LE RÉVEIL DE TOM

«Je suis né dans ce pays, je ne suis pas obligé de l'aimer» - Mike Nichols

Ma langue maternelle est le français. Je suis né en France, comme mon père, comme ma mère. Leurs parents respectifs sont également nés pour les uns en Bretagne, pour les autres en Auvergne. J'ai hérité des premiers le teint palot, des seconds un nez puissant. Selon vos critères, je suis français. Ce qui, indéniablement, signifie beaucoup pour vous. Le fait que nous soyons tous les deux Français nous unis dans votre conception du monde. D'une certaine manière, à nous deux, nous commençons à esquisser ensemble cette communauté que vous appelez « les Français ». Mais voilà, cette communauté est à peine composée de deux membres qu'elle est déjà abominablement dissonante. Je suis tout ce que vous haïssez. Vous êtes tout ce que je méprise. Ajoutez à cette communauté un autre membre, puis un autre, et la dissonance deviendra un vacarme. Pourtant, l'ensemble que vous appelez « les Français » prétend toucher à une certaine harmonie de la classification. Le seul fait de de nous désigner comme français devrait déjà, selon vous renseigner nos interlocuteurs sur un nombre considérable de nos propriétés physiques de notre aptitude morale, de notre humeur devant l'adversité comme devant la bonne fortune. Mais hélas, tout ce qui nous rassemble est antérieur à nous : langue, territoire, histoire, et même ce que vous dites être biologie.
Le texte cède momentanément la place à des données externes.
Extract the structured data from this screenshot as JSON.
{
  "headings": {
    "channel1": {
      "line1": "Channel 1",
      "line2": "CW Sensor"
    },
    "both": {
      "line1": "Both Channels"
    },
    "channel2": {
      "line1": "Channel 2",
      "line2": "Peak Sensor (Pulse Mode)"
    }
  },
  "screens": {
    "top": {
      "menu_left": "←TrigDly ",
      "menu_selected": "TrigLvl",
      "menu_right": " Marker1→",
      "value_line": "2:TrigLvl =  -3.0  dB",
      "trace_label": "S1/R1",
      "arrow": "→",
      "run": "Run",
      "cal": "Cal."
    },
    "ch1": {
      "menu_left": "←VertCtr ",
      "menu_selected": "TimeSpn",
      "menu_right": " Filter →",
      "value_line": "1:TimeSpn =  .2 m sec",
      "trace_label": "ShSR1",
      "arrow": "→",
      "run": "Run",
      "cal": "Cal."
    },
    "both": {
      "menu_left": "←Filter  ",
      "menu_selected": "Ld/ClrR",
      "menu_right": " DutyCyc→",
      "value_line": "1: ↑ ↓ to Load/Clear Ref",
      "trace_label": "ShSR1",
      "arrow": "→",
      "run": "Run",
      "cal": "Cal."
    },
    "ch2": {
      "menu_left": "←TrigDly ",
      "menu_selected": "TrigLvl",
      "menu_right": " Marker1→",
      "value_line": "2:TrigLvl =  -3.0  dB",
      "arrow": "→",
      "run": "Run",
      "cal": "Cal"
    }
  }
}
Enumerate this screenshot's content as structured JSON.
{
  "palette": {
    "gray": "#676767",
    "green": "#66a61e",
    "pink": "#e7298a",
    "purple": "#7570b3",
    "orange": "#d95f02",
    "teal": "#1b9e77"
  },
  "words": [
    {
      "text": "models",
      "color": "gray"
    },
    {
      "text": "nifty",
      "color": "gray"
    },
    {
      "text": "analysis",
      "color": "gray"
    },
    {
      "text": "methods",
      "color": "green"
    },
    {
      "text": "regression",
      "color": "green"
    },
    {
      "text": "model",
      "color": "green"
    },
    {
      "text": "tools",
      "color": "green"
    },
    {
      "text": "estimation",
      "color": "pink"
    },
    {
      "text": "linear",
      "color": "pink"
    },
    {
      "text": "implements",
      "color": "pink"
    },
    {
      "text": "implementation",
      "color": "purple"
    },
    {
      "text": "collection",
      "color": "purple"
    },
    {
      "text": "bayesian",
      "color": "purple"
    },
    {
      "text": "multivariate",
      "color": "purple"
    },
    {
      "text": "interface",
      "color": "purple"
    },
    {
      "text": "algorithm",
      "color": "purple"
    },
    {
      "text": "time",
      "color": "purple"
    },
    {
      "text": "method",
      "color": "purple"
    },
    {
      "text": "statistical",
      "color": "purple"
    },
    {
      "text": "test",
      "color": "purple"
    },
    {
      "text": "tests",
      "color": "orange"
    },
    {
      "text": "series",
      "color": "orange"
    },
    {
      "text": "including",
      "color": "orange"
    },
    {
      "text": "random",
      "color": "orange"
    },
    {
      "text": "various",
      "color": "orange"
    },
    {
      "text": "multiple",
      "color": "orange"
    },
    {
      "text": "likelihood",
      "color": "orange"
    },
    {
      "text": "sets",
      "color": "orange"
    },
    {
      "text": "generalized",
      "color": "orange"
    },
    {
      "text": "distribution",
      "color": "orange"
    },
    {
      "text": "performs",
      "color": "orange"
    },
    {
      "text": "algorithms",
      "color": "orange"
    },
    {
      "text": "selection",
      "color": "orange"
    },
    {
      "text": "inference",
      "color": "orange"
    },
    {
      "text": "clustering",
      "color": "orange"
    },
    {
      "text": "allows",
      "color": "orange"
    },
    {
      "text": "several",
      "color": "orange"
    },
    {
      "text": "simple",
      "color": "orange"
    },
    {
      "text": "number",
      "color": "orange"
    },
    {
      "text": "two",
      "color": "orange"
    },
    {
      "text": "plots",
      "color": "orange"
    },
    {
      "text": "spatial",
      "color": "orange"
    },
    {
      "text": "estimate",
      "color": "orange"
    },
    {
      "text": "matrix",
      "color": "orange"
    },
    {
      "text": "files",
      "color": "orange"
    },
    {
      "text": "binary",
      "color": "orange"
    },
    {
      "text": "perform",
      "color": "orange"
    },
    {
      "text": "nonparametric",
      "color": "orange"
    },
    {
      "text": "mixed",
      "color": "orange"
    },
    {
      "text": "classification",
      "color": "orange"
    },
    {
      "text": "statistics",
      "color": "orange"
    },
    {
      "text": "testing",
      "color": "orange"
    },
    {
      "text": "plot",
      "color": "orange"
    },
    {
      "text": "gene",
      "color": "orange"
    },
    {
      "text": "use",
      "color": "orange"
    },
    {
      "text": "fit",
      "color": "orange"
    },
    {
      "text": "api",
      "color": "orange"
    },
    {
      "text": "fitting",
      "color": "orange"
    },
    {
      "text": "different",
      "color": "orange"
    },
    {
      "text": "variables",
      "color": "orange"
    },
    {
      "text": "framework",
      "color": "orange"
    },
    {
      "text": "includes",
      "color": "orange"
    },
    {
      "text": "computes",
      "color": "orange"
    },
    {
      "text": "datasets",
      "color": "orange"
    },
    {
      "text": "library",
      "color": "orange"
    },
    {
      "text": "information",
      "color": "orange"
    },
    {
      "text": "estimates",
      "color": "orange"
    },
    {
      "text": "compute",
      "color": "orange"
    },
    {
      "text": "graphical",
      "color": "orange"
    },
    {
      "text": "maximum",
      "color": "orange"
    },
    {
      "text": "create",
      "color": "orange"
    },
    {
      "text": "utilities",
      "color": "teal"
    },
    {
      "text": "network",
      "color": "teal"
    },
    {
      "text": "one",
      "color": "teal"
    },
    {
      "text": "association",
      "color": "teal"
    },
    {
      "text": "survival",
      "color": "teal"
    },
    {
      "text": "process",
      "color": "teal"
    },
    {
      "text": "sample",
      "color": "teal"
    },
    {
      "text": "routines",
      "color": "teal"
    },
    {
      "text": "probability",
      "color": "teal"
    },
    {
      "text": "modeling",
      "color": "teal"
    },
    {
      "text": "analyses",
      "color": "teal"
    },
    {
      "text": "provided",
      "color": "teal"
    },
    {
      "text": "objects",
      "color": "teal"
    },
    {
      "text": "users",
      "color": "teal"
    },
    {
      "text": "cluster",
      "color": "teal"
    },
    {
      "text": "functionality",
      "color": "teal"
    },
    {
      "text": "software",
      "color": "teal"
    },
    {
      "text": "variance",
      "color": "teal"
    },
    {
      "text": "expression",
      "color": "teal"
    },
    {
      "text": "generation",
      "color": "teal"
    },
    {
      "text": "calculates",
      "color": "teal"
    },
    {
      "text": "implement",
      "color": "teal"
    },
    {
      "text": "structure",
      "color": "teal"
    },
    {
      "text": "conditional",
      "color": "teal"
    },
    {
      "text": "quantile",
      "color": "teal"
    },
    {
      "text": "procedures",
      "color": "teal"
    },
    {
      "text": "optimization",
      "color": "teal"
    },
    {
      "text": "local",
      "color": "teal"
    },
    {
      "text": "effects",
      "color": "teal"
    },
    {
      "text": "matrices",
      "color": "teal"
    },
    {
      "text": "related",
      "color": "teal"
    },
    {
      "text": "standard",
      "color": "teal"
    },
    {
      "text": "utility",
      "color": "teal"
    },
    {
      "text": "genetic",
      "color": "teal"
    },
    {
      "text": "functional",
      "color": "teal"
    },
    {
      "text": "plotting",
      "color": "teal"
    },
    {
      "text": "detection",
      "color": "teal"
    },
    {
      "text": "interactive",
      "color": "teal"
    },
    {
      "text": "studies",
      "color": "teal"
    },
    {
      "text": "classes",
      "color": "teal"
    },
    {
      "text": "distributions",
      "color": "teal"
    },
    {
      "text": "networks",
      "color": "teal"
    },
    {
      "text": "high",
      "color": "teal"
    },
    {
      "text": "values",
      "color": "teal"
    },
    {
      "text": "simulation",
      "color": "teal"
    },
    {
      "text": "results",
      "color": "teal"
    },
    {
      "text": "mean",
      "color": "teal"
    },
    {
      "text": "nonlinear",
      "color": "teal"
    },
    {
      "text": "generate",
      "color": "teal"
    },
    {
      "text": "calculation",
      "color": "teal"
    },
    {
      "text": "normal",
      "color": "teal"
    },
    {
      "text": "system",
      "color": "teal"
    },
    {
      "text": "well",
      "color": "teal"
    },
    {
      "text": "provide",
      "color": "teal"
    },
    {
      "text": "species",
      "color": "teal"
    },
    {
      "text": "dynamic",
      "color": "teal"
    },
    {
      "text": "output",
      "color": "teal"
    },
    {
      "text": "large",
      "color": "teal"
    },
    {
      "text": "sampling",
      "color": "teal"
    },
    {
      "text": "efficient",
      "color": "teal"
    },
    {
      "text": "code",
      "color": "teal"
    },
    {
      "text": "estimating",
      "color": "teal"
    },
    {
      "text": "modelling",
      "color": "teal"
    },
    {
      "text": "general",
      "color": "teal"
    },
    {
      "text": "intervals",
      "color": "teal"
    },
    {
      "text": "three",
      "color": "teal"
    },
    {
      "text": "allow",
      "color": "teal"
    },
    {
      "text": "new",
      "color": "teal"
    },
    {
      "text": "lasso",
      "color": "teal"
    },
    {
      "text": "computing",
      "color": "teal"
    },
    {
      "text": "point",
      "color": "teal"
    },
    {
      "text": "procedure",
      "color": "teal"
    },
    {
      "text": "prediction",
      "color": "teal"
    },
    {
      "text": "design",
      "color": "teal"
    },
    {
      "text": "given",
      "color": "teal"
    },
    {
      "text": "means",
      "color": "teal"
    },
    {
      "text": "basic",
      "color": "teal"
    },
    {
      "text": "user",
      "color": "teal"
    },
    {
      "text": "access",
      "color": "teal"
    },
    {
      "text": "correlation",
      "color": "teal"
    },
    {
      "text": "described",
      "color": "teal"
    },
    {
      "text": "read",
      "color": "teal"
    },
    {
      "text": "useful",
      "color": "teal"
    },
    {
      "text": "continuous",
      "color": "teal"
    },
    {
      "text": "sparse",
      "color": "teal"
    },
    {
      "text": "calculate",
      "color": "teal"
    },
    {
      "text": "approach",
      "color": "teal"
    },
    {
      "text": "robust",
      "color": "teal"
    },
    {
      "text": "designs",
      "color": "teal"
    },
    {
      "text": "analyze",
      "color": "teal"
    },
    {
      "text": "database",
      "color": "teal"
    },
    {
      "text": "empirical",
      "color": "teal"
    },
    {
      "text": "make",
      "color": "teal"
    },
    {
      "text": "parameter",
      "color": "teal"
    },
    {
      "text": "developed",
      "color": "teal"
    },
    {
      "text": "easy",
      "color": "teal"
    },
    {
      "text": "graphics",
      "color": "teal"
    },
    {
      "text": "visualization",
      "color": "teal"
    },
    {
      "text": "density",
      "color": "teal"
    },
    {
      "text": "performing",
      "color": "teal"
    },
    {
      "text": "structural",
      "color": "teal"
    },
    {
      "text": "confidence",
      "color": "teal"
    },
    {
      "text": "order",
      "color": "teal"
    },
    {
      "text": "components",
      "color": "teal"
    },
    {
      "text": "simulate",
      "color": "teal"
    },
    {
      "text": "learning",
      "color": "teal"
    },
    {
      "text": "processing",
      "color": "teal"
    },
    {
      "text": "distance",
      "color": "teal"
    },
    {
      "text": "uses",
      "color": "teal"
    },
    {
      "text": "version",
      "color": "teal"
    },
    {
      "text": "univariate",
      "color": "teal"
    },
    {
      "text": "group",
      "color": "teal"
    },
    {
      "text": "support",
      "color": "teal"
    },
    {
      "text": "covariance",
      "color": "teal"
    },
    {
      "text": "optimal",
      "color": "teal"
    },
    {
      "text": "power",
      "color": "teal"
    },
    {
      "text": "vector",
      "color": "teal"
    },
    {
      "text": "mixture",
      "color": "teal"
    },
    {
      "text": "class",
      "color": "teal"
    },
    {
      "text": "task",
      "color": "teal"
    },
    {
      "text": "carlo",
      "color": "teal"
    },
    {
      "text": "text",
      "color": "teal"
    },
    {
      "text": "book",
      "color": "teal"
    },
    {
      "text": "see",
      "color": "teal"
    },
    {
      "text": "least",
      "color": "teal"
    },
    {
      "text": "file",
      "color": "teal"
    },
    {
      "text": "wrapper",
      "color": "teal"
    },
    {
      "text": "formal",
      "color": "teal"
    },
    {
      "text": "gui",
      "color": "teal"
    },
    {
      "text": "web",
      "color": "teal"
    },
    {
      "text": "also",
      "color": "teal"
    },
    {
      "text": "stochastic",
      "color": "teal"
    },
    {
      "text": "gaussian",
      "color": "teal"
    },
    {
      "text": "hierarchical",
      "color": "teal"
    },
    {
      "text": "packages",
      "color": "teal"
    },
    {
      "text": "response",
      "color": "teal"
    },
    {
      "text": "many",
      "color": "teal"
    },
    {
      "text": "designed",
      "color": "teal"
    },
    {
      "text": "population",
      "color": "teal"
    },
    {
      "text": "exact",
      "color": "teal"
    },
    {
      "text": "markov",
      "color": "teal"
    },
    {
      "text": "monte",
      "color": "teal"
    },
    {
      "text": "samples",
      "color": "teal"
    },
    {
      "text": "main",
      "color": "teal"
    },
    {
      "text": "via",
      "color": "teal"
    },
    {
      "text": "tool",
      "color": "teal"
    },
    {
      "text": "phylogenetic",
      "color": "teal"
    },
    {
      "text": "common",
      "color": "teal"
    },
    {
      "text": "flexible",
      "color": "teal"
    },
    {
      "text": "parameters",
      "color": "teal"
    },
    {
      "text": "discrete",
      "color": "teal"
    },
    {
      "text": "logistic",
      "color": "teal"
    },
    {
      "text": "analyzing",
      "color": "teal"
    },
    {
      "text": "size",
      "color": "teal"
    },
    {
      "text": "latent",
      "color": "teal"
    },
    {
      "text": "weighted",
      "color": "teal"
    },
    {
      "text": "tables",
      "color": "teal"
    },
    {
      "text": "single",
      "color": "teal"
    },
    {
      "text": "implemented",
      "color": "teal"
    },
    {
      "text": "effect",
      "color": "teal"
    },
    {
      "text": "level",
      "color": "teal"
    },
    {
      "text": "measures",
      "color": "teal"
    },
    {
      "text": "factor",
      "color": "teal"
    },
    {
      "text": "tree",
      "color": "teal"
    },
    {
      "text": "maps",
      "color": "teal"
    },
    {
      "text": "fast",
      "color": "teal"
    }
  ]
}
Et tout ce qui découle de nous nous sépare. La seule condition pour laquelle nous pourrions, ensemble, représenter une communauté idéalement homogène, serait que rien ne découle de nous. Qu'aucun mouvement de notre part ne fasse dissoner votre chanson patriotique. Cette communauté, si elle existe, n'existe que pour des morts : c'est-à-dire des sujets dont rien ne découle. « Les Français » tels que vous les décrivez n'ont aucun accès à l'existence, cette notion ne peut agréger que des morts.
Ce qui, au bout du compte, est assez étrange : par le seul fait de les geler dans une définition de cet ordre, vous tuez vos chimères en les invoquant.